Smart Tender Automation: Making It WorkPosted December 20, 2017
This is the last of three blog articles on Tender Automation.
The first article answered the question: what does smart tendering look like? In brief, smart tendering means tendering that anticipates carrier behaviour, that is aware of going market rates, and tries to optimise the cost-to-serve of all transport jobs holistically instead of just the next in the list.
The second article looked at the sorry state of Tender Automation: how it aspires to nothing more than clerical automation. That piece concluded with the view that the world’s best TMSs are providing dumb tendering.

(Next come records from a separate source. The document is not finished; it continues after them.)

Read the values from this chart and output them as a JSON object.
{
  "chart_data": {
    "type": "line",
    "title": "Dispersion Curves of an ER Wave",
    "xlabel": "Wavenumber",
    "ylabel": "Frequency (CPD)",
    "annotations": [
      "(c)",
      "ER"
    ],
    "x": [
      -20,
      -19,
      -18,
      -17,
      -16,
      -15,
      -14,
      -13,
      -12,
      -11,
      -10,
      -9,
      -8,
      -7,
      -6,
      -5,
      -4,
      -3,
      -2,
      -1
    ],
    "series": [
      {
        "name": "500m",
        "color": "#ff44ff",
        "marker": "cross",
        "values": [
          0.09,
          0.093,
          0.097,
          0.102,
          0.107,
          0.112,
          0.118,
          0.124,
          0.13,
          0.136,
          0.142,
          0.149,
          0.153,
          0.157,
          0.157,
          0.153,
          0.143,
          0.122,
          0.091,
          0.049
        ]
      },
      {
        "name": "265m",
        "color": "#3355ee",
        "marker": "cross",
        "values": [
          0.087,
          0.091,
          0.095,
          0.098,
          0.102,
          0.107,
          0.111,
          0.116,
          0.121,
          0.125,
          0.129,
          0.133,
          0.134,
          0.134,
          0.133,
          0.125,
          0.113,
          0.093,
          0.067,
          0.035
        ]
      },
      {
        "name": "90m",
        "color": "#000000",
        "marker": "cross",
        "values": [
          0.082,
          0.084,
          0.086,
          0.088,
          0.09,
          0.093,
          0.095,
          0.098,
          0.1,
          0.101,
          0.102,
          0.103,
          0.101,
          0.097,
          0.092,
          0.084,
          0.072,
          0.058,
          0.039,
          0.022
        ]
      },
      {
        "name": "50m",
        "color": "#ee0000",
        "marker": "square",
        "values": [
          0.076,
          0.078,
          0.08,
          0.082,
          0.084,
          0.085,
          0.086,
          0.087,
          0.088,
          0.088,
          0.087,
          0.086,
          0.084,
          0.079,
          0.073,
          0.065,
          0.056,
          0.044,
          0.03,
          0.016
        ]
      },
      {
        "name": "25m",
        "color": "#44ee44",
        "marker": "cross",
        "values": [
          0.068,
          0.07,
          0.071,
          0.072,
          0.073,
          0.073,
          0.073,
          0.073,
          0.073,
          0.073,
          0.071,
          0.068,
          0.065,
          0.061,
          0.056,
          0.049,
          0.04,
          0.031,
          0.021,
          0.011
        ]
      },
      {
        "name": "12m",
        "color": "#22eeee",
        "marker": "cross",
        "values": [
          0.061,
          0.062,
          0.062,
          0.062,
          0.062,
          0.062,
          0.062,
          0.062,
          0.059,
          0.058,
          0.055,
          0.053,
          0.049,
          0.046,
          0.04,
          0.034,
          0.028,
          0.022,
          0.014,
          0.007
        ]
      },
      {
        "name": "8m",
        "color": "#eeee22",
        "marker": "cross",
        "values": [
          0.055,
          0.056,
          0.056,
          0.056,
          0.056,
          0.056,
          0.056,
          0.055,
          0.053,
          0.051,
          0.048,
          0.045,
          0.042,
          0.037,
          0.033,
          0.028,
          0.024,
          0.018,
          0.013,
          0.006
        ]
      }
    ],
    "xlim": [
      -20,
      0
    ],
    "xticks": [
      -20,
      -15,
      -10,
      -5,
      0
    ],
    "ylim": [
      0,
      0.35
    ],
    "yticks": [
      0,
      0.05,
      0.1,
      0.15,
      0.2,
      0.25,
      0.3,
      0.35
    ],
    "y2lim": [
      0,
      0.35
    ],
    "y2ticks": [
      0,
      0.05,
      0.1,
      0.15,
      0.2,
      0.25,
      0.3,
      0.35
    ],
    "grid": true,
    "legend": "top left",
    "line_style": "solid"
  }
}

Today’s article look at how TNX enacts Smart Tender Automation. Together, these three articles explain what’s available today, how TNX thinks it should be better, and our concrete progress towards it.
Putting the Smart Tender Automation concept into practice leads to two decisions that the system answers automatically:
- Given everything we know about the trucking market’s supply & demand, the specifics of all our transport jobs, and carrier’s past behaviour: which carrier should initially be offered each job and at what price?
- Given a rejection or non-response to a tender made to a carrier: which carrier should now be offered each job and at what price?
The first is about the initial offer; the second is how to incorporate new information during the tendering process. In both cases, the objective is to achieve the lowest cost while meeting service expectations, i.e. optimal cost-to-serve for all jobs combined.
This approach differs substantially from the status quo approach because it incorporates new information (carrier behaviour and spot rates), and considers a larger objective (all transport spend instead of one job at a time).
TNX & Tender Automation
The TNX Smart Tender Automation process encompasses spot and contracted rate pricing and acts with a high level of automation and intelligence.
Here is a simplification of the steps behind the scenes:
- For each job, the contracted rates are compared to the spot market rate for a similar shipment. Carriers with contract rates below market levels are given tenders at that rate, which can be accepted immediately. Bids are also accepted up to the (undisclosed) spot market level.
- If enough carriers reject or ignore their tenders, or if past carrier behaviour predicts a high risk of non-acceptance, TNX automatically creates further waves of tenders moving up to all contracted carrier rates plus a spot offer at the going market level.
- If enough carriers reject or ignore their tenders, all carriers are made a spot offer at the highest-carrier contracted rate.
- Anytime tenders are presented to a carrier, TNX optimises their presentation and bundles them to form bigger and multi-stop trips to boost attractiveness according to our understanding of the carrier’s preferences.
The above four-step process is a simplification, of course, but it still paints the picture. Is this better than the leading TMS approach? Absolutely.
First, it blends spot and contract rate dispatching. Second, it incorporates market-based pricing. Third, like a newsfeed, it tries to present tenders by relevance and therefore is better at getting responses. Finally, there is no laborious configuration of rules nor maintaining of them as business needs change. TNX works out of the box.